あくまで柔らかな態度と言葉でモノに接する青年――フォルだが、モノにとって『神』という単語はいい意味を持たない。
「まあ、『神』なんて碌でもない存在だから、君のその態度は正しいけどね。この世界の人間達は、神を力を与えてくれるだけの存在だと勘違いしている」
「『加護者』……神に選ばれて、力を与えられた奴らだろ? 違うのか?」
「力を与えるのは間違いないよ。ただ、勿論、そんなに甘い話だけでは無い、ということを知っておいて欲しい」
「…………詳しくは教えてくれないのな」
「悪いね。けど、目が覚めたら結構すぐに解るよ」
心底申し訳なさそうに、目を伏せて答えるフォル。
そのフォルの『神』というよりは人間らしすぎる所作に、モノはどこか気持ち悪さすら感じて、顔を顰める。

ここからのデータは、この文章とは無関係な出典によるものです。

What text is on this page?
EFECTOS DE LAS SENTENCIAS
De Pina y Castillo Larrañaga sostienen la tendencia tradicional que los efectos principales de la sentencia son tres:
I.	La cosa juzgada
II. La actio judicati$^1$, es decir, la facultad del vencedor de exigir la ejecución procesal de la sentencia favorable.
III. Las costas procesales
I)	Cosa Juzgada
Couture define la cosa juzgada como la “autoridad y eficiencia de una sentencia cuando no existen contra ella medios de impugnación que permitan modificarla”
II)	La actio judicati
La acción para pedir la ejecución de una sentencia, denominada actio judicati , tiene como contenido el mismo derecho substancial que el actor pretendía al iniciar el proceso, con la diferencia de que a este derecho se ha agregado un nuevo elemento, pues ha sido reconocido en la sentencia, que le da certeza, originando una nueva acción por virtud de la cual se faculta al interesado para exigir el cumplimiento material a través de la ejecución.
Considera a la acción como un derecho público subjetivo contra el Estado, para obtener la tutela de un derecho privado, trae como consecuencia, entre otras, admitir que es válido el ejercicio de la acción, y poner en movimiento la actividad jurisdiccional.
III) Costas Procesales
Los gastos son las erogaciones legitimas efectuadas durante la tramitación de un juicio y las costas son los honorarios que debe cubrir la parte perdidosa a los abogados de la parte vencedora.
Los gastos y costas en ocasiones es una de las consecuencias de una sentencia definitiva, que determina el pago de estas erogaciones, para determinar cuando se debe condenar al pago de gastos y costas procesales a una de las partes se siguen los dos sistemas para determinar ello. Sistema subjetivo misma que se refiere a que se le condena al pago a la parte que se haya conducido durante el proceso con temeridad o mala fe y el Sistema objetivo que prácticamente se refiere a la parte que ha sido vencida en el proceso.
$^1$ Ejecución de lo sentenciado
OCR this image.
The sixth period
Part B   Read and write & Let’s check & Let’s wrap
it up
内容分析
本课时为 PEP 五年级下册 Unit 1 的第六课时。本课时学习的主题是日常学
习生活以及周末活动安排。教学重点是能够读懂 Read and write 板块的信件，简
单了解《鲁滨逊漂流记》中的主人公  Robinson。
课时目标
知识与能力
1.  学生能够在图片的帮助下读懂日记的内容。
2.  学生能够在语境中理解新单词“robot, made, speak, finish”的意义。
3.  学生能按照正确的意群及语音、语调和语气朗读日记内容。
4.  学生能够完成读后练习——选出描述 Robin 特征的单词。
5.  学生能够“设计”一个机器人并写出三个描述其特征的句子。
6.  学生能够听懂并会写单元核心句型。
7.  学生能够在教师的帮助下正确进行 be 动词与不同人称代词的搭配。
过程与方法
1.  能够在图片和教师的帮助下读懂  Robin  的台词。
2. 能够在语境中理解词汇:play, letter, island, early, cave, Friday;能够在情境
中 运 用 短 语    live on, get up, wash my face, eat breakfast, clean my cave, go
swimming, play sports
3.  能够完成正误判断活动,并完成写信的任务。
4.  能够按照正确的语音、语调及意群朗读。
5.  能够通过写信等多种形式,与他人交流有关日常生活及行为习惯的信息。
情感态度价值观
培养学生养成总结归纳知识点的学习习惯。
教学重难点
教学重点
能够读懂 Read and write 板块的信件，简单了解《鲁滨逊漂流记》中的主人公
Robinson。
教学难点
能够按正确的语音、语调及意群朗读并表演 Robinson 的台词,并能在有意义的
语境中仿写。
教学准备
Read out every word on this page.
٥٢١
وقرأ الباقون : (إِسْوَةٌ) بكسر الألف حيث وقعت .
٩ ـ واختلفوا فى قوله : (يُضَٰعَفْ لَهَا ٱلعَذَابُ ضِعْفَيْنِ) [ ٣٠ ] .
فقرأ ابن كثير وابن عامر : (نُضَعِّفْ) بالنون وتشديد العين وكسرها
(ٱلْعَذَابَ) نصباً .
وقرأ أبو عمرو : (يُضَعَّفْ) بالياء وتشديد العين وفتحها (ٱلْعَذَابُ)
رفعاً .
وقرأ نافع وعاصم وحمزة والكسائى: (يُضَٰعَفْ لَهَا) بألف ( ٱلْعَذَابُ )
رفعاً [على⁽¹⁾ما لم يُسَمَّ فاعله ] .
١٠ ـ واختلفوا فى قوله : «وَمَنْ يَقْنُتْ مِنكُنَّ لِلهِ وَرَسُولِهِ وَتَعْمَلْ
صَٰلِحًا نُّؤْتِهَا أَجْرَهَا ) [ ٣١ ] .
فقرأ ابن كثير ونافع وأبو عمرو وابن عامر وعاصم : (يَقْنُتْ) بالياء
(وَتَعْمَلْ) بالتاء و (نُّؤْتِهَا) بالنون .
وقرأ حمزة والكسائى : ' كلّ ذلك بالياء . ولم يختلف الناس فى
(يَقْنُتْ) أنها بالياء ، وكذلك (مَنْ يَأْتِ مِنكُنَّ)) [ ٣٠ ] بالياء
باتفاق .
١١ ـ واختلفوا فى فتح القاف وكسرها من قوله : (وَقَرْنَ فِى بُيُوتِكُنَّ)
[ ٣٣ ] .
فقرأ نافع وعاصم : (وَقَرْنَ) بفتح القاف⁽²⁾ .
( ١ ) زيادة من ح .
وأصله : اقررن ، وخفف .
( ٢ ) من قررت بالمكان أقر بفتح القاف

が、そんな人間らしい態度を見せた直後、それとはかけ離れた発言をするのも、フォル自身で――、
「……それと、こうやって意識のチャンネルを繋ぐ為に、君には僕から『加護』を与えておいた」
「お前今、自分の口で『加護』があんまり都合のいい力じゃないって言ったばっかりだよなあ!?」
「君の役に立つと嬉しいけど……正直、僕の恩寵は弱いから、あまり効果は期待しないでくれ」
「いや人の話聞けよ!? そんな不審な力、私に勝手に付けんじゃねぇ!!」
自分から『加護』が危険を孕んだ物であるとモノに伝えておいて、望んでもいないのに勝手にその『加護』をモノに付けたという暴挙。
完全に人の心が宿っていない。間違いない、こいつは『神』だ。
「そもそも、私を感じた? とかなんとか言ってたけど、私は信仰心薄いし、祈りとか捧げたりしてないし、その神とコンタクトを取るっていう『聖遺物』? みたいなのも持ってないのに、なんで、私なんだよ」
「……? 君は何を言っているんだい?」
「何をも何も、言った通りだろ。私にお前との接点なんて別に……」
「――いや、君、持っているじゃないか『聖遺物』」
首を傾げるフォルの言っている意味がわからなくて、ポカンとして口を開けるモノ。
「はい? お前こそ何言ってんだよ。生まれてこの方、そんな大層な代物、手にした事も無いぞ……って、ぁ――」
『聖遺物』と聞いて思い出すのは、『アゼルダ』にてオリバーが所持していて、最終的にナナリンによって盗まれ、破壊されたあの銀色のペンダントだけで――。
――――銀色のペンダント?
記憶を辿る中で、何か途轍もない引っかかりを覚えた気がして、モノは目を見開く。
「ま、さか――――」
『アゼルダ』へと遡った記憶は、より前のケイ達の住んでいる集落まで、戻っていく。
脳裏に浮かび上がるのは、集落からの去り際。
馬車へと乗り込もうとしたその時。
駆け寄ってきた幼女――エルに、お礼といって握らされた――、
「――月の形の……銀色の、ペンダント……!」
そう。その特徴を思い描いて、モノは今まで気づなかった自分への呆れと、脳天を突き抜ける程の衝撃に、唖然と、言葉を失うのだった。